Il incite ses confrères à la vigilance et à « faire très attention à cette exposition », leur demandant de « cesser toute activité » sans couper complètement avec leurs patients auxquels ils doivent communiquer leurs numéros de téléphone. Il appelle par la même occasion les citoyens à ne se rendre chez le chirurgien-dentiste que lorsqu’il y a urgence.

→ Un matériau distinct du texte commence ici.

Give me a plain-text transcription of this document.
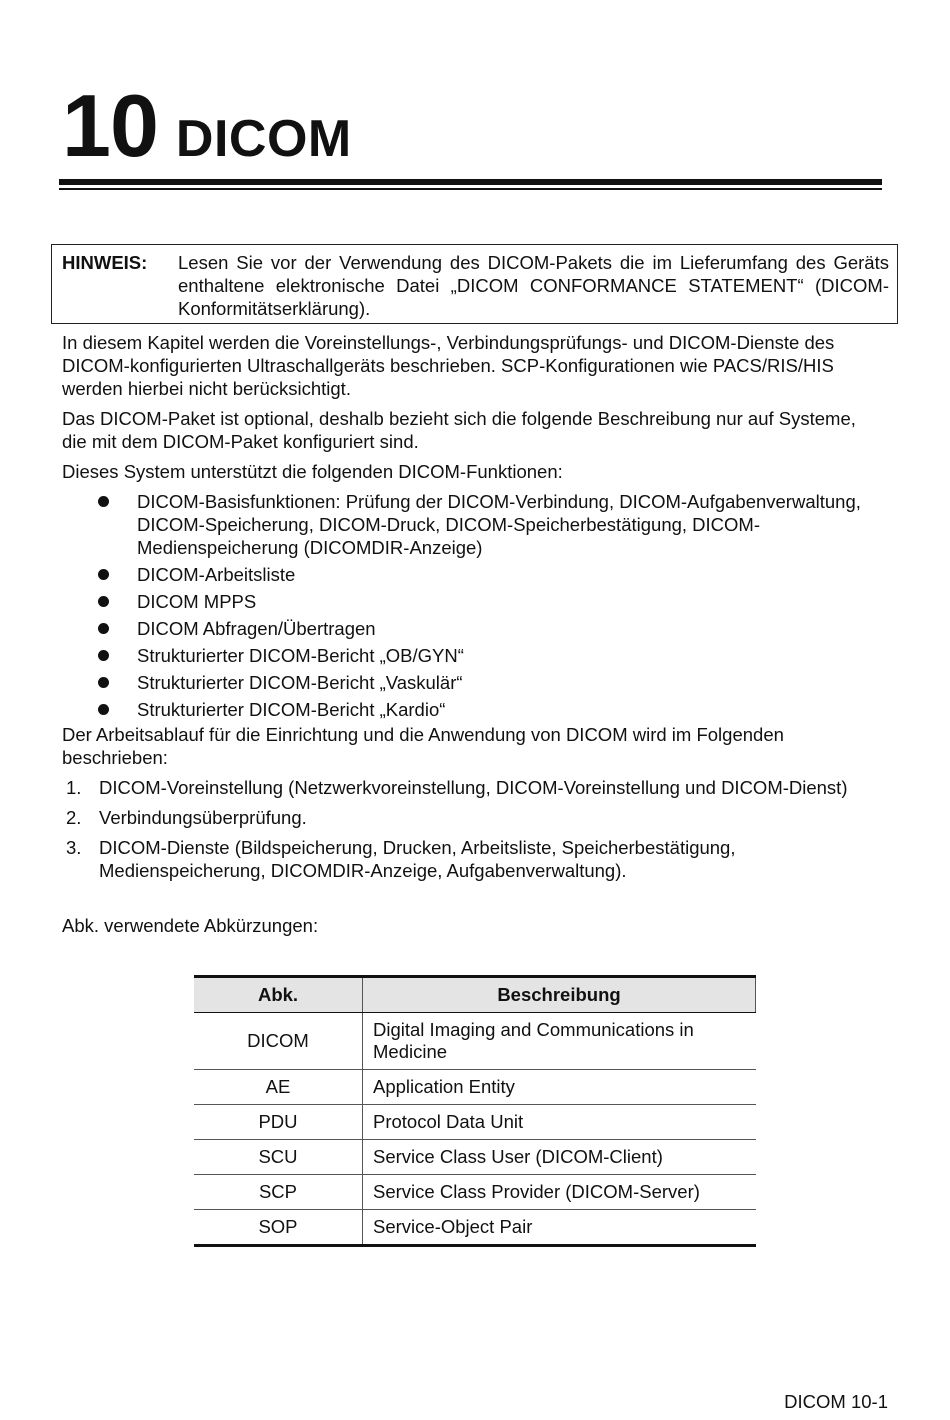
10 DICOM
HINWEIS: Lesen Sie vor der Verwendung des DICOM-Pakets die im Lieferumfang des Geräts enthaltene elektronische Datei „DICOM CONFORMANCE STATEMENT“ (DICOM-Konformitätserklärung).

In diesem Kapitel werden die Voreinstellungs-, Verbindungsprüfungs- und DICOM-Dienste des DICOM-konfigurierten Ultraschallgeräts beschrieben. SCP-Konfigurationen wie PACS/RIS/HIS werden hierbei nicht berücksichtigt.

Das DICOM-Paket ist optional, deshalb bezieht sich die folgende Beschreibung nur auf Systeme, die mit dem DICOM-Paket konfiguriert sind.

Dieses System unterstützt die folgenden DICOM-Funktionen:

DICOM-Basisfunktionen: Prüfung der DICOM-Verbindung, DICOM-Aufgabenverwaltung, DICOM-Speicherung, DICOM-Druck, DICOM-Speicherbestätigung, DICOM-Medienspeicherung (DICOMDIR-Anzeige)
DICOM-Arbeitsliste
DICOM MPPS
DICOM Abfragen/Übertragen
Strukturierter DICOM-Bericht „OB/GYN“
Strukturierter DICOM-Bericht „Vaskulär“
Strukturierter DICOM-Bericht „Kardio“

Der Arbeitsablauf für die Einrichtung und die Anwendung von DICOM wird im Folgenden beschrieben:

1. DICOM-Voreinstellung (Netzwerkvoreinstellung, DICOM-Voreinstellung und DICOM-Dienst)
2. Verbindungsüberprüfung.
3. DICOM-Dienste (Bildspeicherung, Drucken, Arbeitsliste, Speicherbestätigung, Medienspeicherung, DICOMDIR-Anzeige, Aufgabenverwaltung).

Abk. verwendete Abkürzungen:

Abk.	Beschreibung
DICOM	Digital Imaging and Communications in Medicine
AE	Application Entity
PDU	Protocol Data Unit
SCU	Service Class User (DICOM-Client)
SCP	Service Class Provider (DICOM-Server)
SOP	Service-Object Pair
DICOM 10-1
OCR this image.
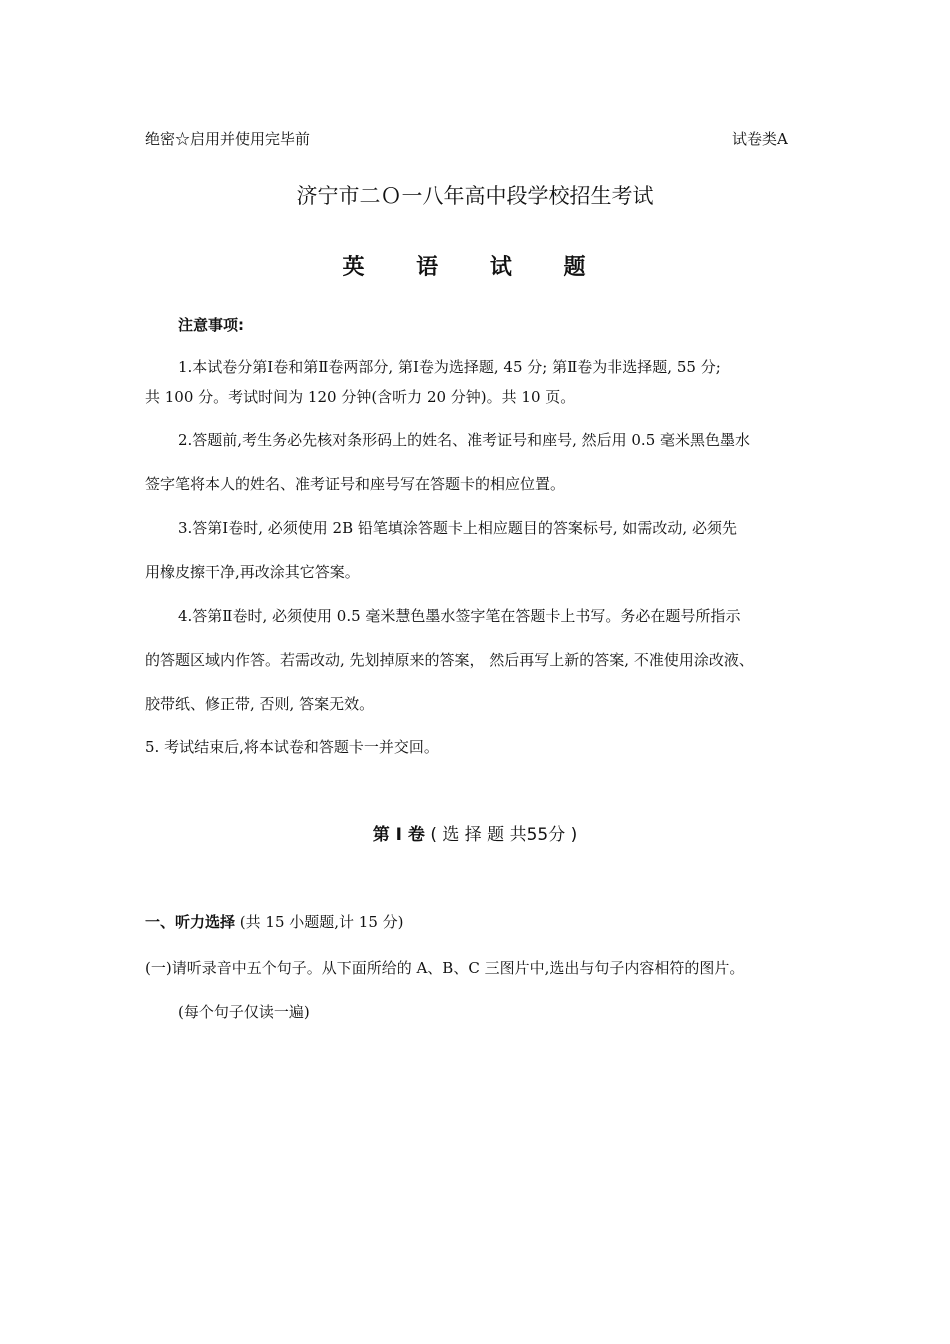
绝密☆启用并使用完毕前	试卷类A
济宁市二Ｏ一八年高中段学校招生考试
英 语 试 题
注意事项:
1.本试卷分第Ⅰ卷和第Ⅱ卷两部分, 第Ⅰ卷为选择题, 45 分; 第Ⅱ卷为非选择题, 55 分;
共 100 分。考试时间为 120 分钟(含听力 20 分钟)。共 10 页。
2.答题前,考生务必先核对条形码上的姓名、准考证号和座号, 然后用 0.5 毫米黑色墨水
签字笔将本人的姓名、准考证号和座号写在答题卡的相应位置。
3.答第Ⅰ卷时, 必须使用 2B 铅笔填涂答题卡上相应题目的答案标号, 如需改动, 必须先
用橡皮擦干净,再改涂其它答案。
4.答第Ⅱ卷时, 必须使用 0.5 毫米慧色墨水签字笔在答题卡上书写。务必在题号所指示
的答题区域内作答。若需改动, 先划掉原来的答案， 然后再写上新的答案, 不准使用涂改液、
胶带纸、修正带, 否则, 答案无效。
5. 考试结束后,将本试卷和答题卡一并交回。
第 Ⅰ 卷 ( 选 择 题 共55分 )
一、听力选择 (共 15 小题题,计 15 分)
(一)请听录音中五个句子。从下面所给的 A、B、C 三图片中,选出与句子内容相符的图片。
(每个句子仅读一遍)
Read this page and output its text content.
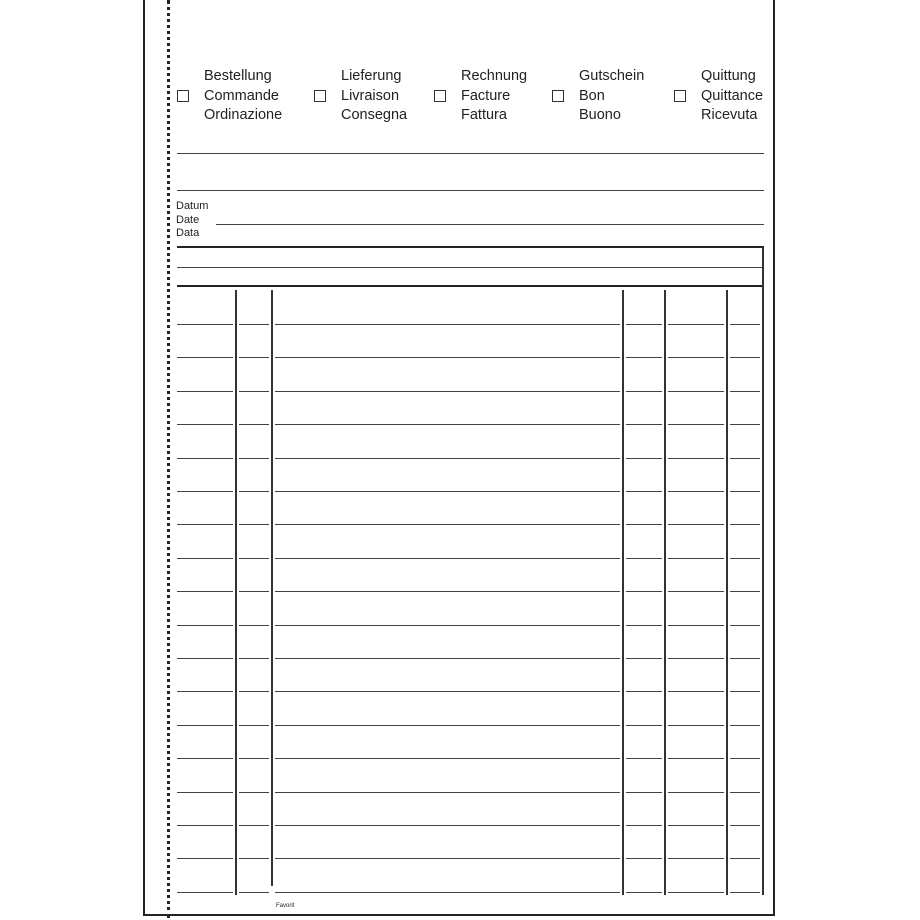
Bestellung
Commande
Ordinazione
Lieferung
Livraison
Consegna
Rechnung
Facture
Fattura
Gutschein
Bon
Buono
Quittung
Quittance
Ricevuta
Datum
Date
Data
Favorit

C’est-à-dire s’il éprouve une douleur insoutenable, lorsqu’il y a fracture d’une dent ou qu’il y a une hémorragie. Il conseille les personnes confrontées à un problème de dent d’appeler d’abord le dentiste pour lui expliquer leur cas et savoir si le déplacement est nécessaire, comme dans le cas d’une hémorragie. Le docteur Arab-Saïd aborde dans ce sillage l’automédication, chère à nombre de citoyens qui se rendent systématiquement chez le pharmacien lorsqu’ils éprouvent une douleur dentaire et se procurent des anti-inflammatoires, ce qu’il déconseille vivement.

Il insiste sur le fait qu’il « est strictement interdit de consommer » ce type de médicaments pendant cette période de pandémie de Coronavirus. « Les anti-inflammatoires, stéroïdiens ou non stéroïdiens (il cite l’Ibuprofène, Nifluril, Voltarène ainsi que l’Aspégic) sont très dangereux en ce moment parce qu’ils affaiblissent l’immunité de la personne qui en consomme et si cette dernière est atteinte par le Covid-19, sa vie est mise en danger ».